As part of the sale agreement:

  • State Fair Park waived past-due rent of $1.0 million, which had been outstanding since June 30, 2004;

  • the facility must continue to be used as an Olympic training facility;

  • the facility cannot be leased without approval by the State Fair Park Board; and

  • the State retains the first right of purchase if the facility is sold by the Pettit National Ice Center, Inc.

State Fair Park has requested $5.3 million in program revenue–supported bonding authority in the event it would need to repurchase the Pettit Center. This request was included in recommendations by the Building Commission for the 2007-09 biennium and is currently pending in the Legislature.

 

The Milwaukee Mile

In December 2005, State Fair Park entered into a license agreement with Milwaukee Mile Holdings, LLC, a racing promoter, to manage the fairgrounds’ racing activities. The license agreement is for a term of 18 years, with a renewal option for 10 additional years. State Fair Park received $246,000 in license fees in July 2006. Future license fees will exceed $1.7 million in each year.

One provision in the 2005 license agreement is a four-year land exchange option under which Milwaukee Mile Holdings can acquire 9.35 acres of State Fair Park property for development. To do so, the promoter was to have acquired and remediated a separate piece of property located on the fairgrounds but owned by AmeriGas, L.P.

Propane tanks located on the AmeriGas property have caused some safety concerns. Therefore, in April 2007, Milwaukee Mile Holdings assigned its rights to acquire that property to the State Fair Park Board.

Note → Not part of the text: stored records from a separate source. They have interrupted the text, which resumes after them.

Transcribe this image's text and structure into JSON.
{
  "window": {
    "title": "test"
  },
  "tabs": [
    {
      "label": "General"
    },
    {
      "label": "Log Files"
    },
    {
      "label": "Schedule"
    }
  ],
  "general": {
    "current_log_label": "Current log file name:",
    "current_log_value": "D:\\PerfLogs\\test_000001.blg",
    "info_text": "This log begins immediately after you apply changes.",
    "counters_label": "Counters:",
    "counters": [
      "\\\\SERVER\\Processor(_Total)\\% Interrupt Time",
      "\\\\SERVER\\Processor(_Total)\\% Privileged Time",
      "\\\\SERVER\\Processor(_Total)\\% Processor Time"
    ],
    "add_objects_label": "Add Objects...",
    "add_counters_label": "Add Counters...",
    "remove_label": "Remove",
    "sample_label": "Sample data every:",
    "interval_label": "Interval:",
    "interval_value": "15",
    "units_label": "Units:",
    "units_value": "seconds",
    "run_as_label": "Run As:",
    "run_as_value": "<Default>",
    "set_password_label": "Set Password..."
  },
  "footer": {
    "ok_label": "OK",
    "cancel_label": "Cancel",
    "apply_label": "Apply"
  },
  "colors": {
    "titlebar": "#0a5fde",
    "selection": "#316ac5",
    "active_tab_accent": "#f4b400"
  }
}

At its May 2007 meeting, the Building Commission approved $1.7 million in general purpose revenue (GPR)-supported borrowing for State Fair Park to purchase and remediate the land. In addition, $300,000 in program revenue–supported borrowing was approved for utility and other improvements.

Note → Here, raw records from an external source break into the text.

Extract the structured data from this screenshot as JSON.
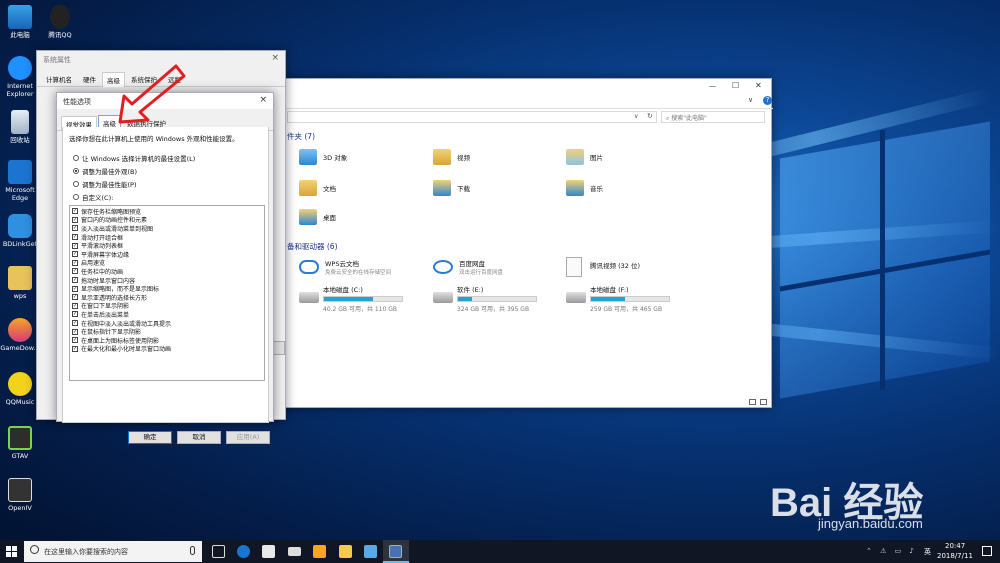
{
  "desktop": {
    "icons": [
      {
        "label": "此电脑"
      },
      {
        "label": "腾讯QQ"
      },
      {
        "label": "Internet Explorer"
      },
      {
        "label": "回收站"
      },
      {
        "label": "Microsoft Edge"
      },
      {
        "label": "BDLinkGet"
      },
      {
        "label": "wps"
      },
      {
        "label": "GameDow..."
      },
      {
        "label": "QQMusic"
      },
      {
        "label": "GTAV"
      },
      {
        "label": "OpenIV"
      }
    ]
  },
  "sysprops": {
    "title": "系统属性",
    "tabs": [
      "计算机名",
      "硬件",
      "高级",
      "系统保护",
      "远程"
    ],
    "active_tab": "高级"
  },
  "perf": {
    "title": "性能选项",
    "tabs": [
      "视觉效果",
      "高级",
      "数据执行保护"
    ],
    "description": "选择你想在此计算机上使用的 Windows 外观和性能设置。",
    "radios": [
      {
        "label": "让 Windows 选择计算机的最佳设置(L)",
        "selected": false
      },
      {
        "label": "调整为最佳外观(B)",
        "selected": true
      },
      {
        "label": "调整为最佳性能(P)",
        "selected": false
      },
      {
        "label": "自定义(C):",
        "selected": false
      }
    ],
    "checkboxes": [
      "保存任务栏缩略图预览",
      "窗口内的动画控件和元素",
      "淡入淡出或滑动菜单到视图",
      "滑动打开组合框",
      "平滑滚动列表框",
      "平滑屏幕字体边缘",
      "启用速览",
      "任务栏中的动画",
      "拖动时显示窗口内容",
      "显示缩略图，而不是显示图标",
      "显示亚透明的选择长方形",
      "在窗口下显示阴影",
      "在单击后淡出菜单",
      "在视图中淡入淡出或滑动工具提示",
      "在鼠标指针下显示阴影",
      "在桌面上为图标标签使用阴影",
      "在最大化和最小化时显示窗口动画"
    ],
    "check_mark": "✓",
    "buttons": {
      "ok": "确定",
      "cancel": "取消",
      "apply": "应用(A)"
    },
    "close": "×"
  },
  "explorer": {
    "controls": {
      "min": "—",
      "max": "☐",
      "close": "✕",
      "expand": "∨",
      "help": "?"
    },
    "search_placeholder": "搜索\"此电脑\"",
    "folders_header": "件夹 (7)",
    "folders": [
      "3D 对象",
      "视频",
      "图片",
      "文档",
      "下载",
      "音乐",
      "桌面"
    ],
    "devices_header": "备和驱动器 (6)",
    "devices": [
      {
        "name": "WPS云文档",
        "sub": "免费云安全的在线存储空间"
      },
      {
        "name": "百度网盘",
        "sub": "双击运行百度网盘"
      },
      {
        "name": "腾讯视频 (32 位)",
        "sub": ""
      }
    ],
    "drives": [
      {
        "name": "本地磁盘 (C:)",
        "free": "40.2 GB 可用，共 110 GB",
        "used_fraction": 0.63
      },
      {
        "name": "软件 (E:)",
        "free": "324 GB 可用，共 395 GB",
        "used_fraction": 0.18
      },
      {
        "name": "本地磁盘 (F:)",
        "free": "259 GB 可用，共 465 GB",
        "used_fraction": 0.44
      }
    ]
  },
  "taskbar": {
    "search_placeholder": "在这里输入你要搜索的内容",
    "clock_time": "20:47",
    "clock_date": "2018/7/11",
    "lang": "英"
  },
  "watermark": {
    "brand": "Bai 经验",
    "url": "jingyan.baidu.com"
  },
  "colors": {
    "accent": "#0078d7",
    "drive_fill": "#26a0da",
    "arrow": "#e02020"
  }
}
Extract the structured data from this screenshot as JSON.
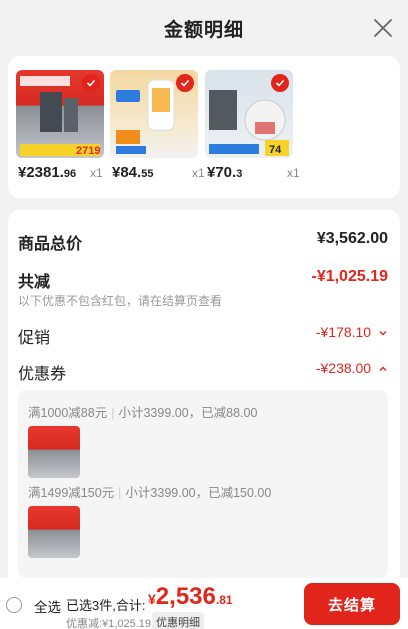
{
  "header": {
    "title": "金额明细"
  },
  "products": [
    {
      "price_int": "¥2381.",
      "price_dec": "96",
      "qty": "x1",
      "thumb_text": "2719"
    },
    {
      "price_int": "¥84.",
      "price_dec": "55",
      "qty": "x1",
      "thumb_text": ""
    },
    {
      "price_int": "¥70.",
      "price_dec": "3",
      "qty": "x1",
      "thumb_text": "74"
    }
  ],
  "summary": {
    "total_label": "商品总价",
    "total_value": "¥3,562.00",
    "reduce_label": "共减",
    "reduce_value": "-¥1,025.19",
    "reduce_note": "以下优惠不包含红包，请在结算页查看",
    "promo_label": "促销",
    "promo_value": "-¥178.10",
    "coupon_label": "优惠券",
    "coupon_value": "-¥238.00"
  },
  "coupons": [
    {
      "rule": "满1000减88元",
      "subtotal": "小计3399.00，已减88.00"
    },
    {
      "rule": "满1499减150元",
      "subtotal": "小计3399.00，已减150.00"
    }
  ],
  "bottom": {
    "select_all": "全选",
    "selected": "已选3件,合计:",
    "total_cur": "¥",
    "total_int": "2,536",
    "total_dec": ".81",
    "discount_note": "优惠减:¥1,025.19",
    "detail_label": "优惠明细",
    "checkout_label": "去结算"
  },
  "colors": {
    "accent": "#e1251b",
    "background": "#f2f2f2"
  }
}
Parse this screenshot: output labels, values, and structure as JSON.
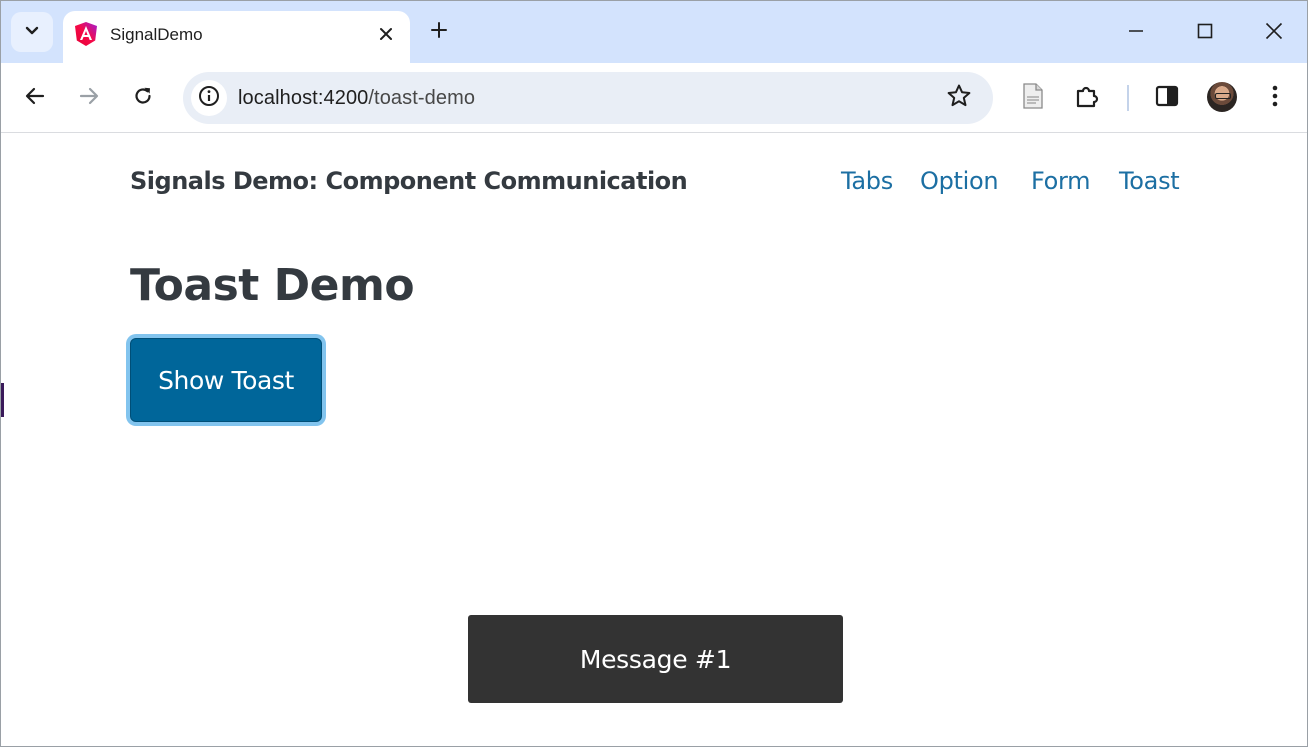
{
  "browser": {
    "tab": {
      "title": "SignalDemo",
      "favicon": "angular-icon"
    },
    "address_bar": {
      "host": "localhost:4200",
      "path": "/toast-demo"
    },
    "icons": {
      "tab_search": "chevron-down-icon",
      "new_tab": "plus-icon",
      "back": "arrow-left-icon",
      "forward": "arrow-right-icon",
      "reload": "reload-icon",
      "site_info": "info-icon",
      "bookmark": "star-icon",
      "reading_list": "document-icon",
      "extensions": "puzzle-icon",
      "side_panel": "side-panel-icon",
      "menu": "kebab-menu-icon"
    }
  },
  "app": {
    "brand": "Signals Demo: Component Communication",
    "nav": [
      {
        "label": "Tabs"
      },
      {
        "label": "Option"
      },
      {
        "label": "Form"
      },
      {
        "label": "Toast"
      }
    ],
    "page_title": "Toast Demo",
    "show_toast_button": "Show Toast",
    "toast_message": "Message #1"
  },
  "colors": {
    "tabstrip": "#d3e3fd",
    "link": "#1c6fa3",
    "button": "#00669a",
    "button_focus_ring": "#82c4ee",
    "toast_bg": "#333333",
    "text_dark": "#343a40"
  }
}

Milwaukee Mile Holdings continues to hold the right to purchase the 9.35 acres of State Fair Park land for development. If it exercises the option, it will reimburse the State for $1.7 million spent to acquire and remediate the AmeriGas property.

 

Exposition Center

In its most recently audited financial statements, the not-for-profit Wisconsin Exposition Center reported a loss of $668,000. Continuing losses and cash flow problems have led the Exposition Center to seek a refinancing arrangement for the remaining $40.8 million in bonds used to finance facility construction.

The proposed refinancing agreement is expected to provide for a lower interest rate, which is anticipated to reduce annual debt service payments by $60,000, and it does not require the Exposition Center to maintain a letter of credit. For calendar year 2005, the Exposition Center’s cost to renew its letter of credit was $27,126.

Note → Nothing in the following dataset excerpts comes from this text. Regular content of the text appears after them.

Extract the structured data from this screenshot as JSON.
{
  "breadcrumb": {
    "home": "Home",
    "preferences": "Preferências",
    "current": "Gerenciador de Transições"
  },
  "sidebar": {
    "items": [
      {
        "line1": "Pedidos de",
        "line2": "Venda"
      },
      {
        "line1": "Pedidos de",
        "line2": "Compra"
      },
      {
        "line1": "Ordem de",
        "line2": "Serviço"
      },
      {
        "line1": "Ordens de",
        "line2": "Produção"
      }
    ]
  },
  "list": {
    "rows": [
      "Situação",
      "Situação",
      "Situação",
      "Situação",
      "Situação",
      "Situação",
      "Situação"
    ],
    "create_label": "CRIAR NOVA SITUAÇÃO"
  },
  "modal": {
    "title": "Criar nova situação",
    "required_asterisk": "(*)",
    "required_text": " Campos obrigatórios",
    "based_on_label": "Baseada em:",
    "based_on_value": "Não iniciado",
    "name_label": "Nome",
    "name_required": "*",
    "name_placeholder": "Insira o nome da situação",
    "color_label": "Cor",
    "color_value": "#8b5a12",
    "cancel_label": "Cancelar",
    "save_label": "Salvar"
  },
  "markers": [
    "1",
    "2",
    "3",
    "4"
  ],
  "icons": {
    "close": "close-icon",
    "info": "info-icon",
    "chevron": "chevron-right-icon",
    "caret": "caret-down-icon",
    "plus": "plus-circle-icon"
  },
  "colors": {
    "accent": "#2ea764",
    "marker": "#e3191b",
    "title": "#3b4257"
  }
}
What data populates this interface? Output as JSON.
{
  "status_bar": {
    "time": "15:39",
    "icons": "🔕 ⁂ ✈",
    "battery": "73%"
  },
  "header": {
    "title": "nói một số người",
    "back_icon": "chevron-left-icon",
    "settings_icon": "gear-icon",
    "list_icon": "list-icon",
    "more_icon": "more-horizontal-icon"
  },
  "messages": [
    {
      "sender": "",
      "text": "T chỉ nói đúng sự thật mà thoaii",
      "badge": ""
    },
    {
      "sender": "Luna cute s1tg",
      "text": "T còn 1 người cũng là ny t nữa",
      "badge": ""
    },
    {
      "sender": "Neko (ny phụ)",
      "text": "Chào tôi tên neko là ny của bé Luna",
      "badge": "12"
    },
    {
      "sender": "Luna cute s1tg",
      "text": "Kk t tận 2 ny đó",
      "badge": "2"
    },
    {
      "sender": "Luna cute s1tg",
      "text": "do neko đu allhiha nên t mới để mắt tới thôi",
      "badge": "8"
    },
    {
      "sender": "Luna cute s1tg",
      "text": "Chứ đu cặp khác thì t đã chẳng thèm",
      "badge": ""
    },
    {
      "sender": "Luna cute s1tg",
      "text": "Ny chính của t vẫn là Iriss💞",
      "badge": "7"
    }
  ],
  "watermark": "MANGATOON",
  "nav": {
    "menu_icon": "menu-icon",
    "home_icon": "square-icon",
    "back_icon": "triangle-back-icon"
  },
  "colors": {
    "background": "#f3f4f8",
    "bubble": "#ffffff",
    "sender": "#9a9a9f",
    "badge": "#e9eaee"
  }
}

Exposition Center staff believe the refinancing will help its financial condition. To date, the refinancing agreement has not been finalized.

 

Future Considerations

In addition to their existing efforts to improve State Fair Park’s financial condition for the long term, the State Fair Park Board and staff are considering other options to increase revenues and begin reducing the accumulated cash deficit. These include the potential development of 15.28 acres of the fairgrounds bordering I-94. Profits from this development would be used to reduce the current cash deficit.

Increasing debt service payments for the program revenue–supported bonds that financed various construction projects have contributed to State Fair Park’s financial losses. For example, since FY 2001-02, annual debt service payments funded by program revenues have increased 56.5 percent. They totaled $3.4 million in FY 2005-06.

Additional construction projects that would increase program revenue–funded debt service costs will need to be closely scrutinized. We believe State Fair Park should continue to carefully monitor its financial condition, especially related to capital projects.